Using lipid composition similarity to connect lipid territories across time points, we observed that metabolically related territories occupied equivalent regions at each stage (Fig. 4h). As complexity increases during development, early lipid territories diversified, defining metabolic pseudolineages (Fig. 4h and Methods). Notably, unlike posterior territories, anterior metabolic regions did not appear to diversify, suggesting that their lipid composition is already defined at early stages (Fig. 4h). Supporting this finding, anterior territories at earlier stages harbored more diverse metabolic content than posterior ones (Extended Data Fig. 8b and Methods).

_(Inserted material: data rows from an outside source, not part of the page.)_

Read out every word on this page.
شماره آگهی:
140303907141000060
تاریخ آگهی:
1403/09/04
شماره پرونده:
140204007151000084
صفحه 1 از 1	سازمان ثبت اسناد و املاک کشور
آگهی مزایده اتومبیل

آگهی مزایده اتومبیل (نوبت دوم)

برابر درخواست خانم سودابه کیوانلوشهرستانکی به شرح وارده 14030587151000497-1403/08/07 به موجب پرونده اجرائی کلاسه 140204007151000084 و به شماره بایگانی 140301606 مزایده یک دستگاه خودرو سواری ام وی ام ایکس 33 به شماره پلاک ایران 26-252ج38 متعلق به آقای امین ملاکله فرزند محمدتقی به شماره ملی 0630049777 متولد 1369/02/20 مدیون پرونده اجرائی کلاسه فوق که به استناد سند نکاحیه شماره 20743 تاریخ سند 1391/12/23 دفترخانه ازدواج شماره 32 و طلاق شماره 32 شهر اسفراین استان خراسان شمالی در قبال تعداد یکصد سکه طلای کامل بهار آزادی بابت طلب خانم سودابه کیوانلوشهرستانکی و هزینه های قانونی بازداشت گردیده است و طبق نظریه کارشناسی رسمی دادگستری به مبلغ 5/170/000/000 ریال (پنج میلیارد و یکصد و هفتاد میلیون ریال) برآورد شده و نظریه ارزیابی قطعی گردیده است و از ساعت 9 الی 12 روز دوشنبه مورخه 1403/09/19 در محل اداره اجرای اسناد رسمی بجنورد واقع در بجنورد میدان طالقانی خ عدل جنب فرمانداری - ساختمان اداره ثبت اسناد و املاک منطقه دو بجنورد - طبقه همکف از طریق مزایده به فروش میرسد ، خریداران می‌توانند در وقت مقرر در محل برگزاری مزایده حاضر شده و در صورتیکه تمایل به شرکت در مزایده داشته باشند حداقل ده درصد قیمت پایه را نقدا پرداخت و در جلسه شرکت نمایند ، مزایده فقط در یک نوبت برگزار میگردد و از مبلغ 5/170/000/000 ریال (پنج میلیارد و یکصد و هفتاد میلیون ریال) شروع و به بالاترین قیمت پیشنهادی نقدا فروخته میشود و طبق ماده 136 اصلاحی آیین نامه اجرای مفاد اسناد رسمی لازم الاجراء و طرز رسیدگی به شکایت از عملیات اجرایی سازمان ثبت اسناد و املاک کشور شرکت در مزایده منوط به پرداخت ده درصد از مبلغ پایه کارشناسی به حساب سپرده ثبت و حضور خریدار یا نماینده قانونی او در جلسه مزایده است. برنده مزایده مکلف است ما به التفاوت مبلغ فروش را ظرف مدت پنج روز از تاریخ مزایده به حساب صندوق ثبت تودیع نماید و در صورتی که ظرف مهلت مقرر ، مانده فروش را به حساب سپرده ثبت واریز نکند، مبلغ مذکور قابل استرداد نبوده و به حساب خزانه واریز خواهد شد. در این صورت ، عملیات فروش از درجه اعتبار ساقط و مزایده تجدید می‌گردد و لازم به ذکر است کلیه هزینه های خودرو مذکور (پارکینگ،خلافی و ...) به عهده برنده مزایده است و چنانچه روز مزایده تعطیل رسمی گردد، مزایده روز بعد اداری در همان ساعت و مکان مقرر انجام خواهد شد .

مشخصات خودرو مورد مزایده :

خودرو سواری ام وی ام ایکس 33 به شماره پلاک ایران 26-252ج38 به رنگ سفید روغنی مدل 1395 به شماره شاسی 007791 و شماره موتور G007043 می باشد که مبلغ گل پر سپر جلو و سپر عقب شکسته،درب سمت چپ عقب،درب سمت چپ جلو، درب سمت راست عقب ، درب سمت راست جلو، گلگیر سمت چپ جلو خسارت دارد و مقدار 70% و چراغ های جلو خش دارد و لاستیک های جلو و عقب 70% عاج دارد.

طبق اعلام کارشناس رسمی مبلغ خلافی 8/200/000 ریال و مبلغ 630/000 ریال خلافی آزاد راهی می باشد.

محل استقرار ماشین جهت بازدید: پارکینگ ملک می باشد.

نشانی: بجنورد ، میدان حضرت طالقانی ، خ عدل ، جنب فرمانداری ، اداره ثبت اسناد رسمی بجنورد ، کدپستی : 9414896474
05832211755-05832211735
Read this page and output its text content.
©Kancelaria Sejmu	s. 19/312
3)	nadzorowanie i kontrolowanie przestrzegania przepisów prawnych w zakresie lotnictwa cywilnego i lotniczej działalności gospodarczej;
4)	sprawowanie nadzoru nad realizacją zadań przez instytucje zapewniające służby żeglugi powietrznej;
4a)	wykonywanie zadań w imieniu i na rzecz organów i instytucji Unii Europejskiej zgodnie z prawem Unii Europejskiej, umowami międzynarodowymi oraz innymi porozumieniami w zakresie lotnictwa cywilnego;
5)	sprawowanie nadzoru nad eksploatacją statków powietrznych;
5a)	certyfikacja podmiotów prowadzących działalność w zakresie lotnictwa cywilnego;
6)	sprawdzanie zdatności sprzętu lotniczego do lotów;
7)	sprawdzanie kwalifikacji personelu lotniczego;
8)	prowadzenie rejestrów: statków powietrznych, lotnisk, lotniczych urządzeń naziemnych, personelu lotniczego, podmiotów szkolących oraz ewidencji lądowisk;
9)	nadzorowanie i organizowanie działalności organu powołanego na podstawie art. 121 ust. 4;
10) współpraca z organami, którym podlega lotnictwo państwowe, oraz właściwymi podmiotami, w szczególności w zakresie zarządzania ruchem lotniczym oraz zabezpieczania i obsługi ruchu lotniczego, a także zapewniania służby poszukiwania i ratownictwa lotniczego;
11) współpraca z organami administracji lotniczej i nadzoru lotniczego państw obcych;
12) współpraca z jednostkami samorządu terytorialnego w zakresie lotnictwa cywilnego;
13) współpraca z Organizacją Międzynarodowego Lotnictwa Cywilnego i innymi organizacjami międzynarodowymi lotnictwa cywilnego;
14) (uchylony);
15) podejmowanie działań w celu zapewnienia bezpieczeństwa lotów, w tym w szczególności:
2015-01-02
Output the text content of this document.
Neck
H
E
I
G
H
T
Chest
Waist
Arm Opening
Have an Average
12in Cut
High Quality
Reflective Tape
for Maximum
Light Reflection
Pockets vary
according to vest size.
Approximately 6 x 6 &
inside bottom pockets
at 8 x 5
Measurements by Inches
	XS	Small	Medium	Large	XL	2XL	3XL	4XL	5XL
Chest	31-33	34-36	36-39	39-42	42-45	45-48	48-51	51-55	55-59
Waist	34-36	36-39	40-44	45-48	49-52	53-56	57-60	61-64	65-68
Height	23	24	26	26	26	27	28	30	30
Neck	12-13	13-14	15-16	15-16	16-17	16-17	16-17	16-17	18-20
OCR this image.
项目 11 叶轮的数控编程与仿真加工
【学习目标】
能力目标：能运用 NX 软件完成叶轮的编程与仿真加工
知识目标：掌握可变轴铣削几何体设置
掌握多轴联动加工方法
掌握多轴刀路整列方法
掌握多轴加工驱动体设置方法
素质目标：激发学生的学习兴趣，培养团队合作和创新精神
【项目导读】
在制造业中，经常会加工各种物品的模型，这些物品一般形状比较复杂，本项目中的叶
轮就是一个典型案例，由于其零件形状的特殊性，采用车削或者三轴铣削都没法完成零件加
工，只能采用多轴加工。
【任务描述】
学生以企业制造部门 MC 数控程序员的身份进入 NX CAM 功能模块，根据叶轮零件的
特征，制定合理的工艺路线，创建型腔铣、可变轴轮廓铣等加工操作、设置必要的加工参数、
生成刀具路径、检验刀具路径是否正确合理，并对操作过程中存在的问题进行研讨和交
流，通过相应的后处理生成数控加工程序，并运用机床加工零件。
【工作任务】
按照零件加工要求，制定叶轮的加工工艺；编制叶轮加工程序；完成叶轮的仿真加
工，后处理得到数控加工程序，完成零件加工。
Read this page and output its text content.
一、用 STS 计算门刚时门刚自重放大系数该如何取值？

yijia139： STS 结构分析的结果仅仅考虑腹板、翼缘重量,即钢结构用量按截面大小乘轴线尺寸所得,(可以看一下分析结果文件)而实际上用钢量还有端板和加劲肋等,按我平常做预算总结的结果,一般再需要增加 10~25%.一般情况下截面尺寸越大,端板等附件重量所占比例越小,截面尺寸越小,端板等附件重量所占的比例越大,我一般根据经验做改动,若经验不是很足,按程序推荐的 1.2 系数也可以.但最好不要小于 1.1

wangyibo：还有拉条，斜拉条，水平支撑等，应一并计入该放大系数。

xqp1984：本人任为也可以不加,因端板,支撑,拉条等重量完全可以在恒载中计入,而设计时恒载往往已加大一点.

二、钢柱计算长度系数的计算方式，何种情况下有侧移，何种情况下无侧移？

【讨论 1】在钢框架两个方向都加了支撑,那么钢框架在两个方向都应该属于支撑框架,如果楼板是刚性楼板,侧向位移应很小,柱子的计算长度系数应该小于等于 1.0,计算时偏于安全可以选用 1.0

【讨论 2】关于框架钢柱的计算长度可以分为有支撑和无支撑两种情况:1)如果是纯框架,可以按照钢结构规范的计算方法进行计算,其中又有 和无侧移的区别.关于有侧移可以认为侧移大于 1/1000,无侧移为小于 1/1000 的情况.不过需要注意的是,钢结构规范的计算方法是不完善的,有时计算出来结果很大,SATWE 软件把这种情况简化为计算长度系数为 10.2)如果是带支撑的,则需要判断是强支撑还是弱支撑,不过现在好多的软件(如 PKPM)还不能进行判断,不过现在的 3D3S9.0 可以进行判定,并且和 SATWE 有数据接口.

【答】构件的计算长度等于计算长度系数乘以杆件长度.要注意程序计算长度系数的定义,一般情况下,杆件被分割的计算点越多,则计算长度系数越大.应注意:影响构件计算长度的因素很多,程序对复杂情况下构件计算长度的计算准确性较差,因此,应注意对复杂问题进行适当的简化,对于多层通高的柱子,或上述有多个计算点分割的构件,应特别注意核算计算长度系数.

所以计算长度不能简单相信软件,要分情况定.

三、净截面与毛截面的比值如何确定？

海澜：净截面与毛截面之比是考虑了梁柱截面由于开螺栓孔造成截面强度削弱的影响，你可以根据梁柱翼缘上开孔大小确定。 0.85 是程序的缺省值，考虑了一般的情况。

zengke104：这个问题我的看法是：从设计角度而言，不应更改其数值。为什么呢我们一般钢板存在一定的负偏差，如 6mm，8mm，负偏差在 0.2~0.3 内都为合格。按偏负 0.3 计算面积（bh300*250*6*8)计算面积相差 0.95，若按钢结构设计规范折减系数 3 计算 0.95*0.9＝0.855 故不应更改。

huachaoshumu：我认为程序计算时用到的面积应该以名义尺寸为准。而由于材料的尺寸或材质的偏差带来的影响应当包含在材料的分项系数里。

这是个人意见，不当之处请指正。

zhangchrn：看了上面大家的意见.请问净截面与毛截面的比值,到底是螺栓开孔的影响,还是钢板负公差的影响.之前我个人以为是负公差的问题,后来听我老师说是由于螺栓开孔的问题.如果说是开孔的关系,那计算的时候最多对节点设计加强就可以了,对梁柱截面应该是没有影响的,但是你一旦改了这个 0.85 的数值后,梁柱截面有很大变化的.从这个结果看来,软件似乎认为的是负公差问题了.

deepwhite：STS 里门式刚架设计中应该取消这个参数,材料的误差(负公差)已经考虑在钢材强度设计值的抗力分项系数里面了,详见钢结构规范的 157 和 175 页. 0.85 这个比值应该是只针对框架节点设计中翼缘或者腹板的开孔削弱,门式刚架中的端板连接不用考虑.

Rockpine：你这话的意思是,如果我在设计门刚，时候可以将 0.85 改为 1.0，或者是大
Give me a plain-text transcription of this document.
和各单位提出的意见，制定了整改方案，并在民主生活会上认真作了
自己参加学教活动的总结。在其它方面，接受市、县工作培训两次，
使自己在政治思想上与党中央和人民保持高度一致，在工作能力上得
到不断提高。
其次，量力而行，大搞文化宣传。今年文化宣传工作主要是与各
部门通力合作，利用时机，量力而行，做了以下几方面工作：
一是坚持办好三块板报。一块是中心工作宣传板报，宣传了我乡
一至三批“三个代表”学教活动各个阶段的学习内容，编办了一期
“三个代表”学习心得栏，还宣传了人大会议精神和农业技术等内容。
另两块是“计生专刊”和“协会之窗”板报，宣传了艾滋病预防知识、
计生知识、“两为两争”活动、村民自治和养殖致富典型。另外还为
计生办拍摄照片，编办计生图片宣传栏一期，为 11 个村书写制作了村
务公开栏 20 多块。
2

PC lipids underwent substantial spatial reorganization during development. Over time, a two-component structure emerged in PC lipid covariance, intriguingly revealing a partitioning according to unsaturation degree (Fig. 4i). PC species with fewer double bonds localized more anteriorly, mainly in the head, while those with more unsaturations were found posteriorly (Fig. 4j and Extended Data Fig. 8c–e).

Overall, this analysis indicates that lipids finely diversify spatiotemporally during development. Biochemical remodeling and lipid territory emergence occur over time, with increasing complexity present as development proceeds. Importantly, these results, revealed by spatial analysis, were not deducible from bulk lipidomic experiments.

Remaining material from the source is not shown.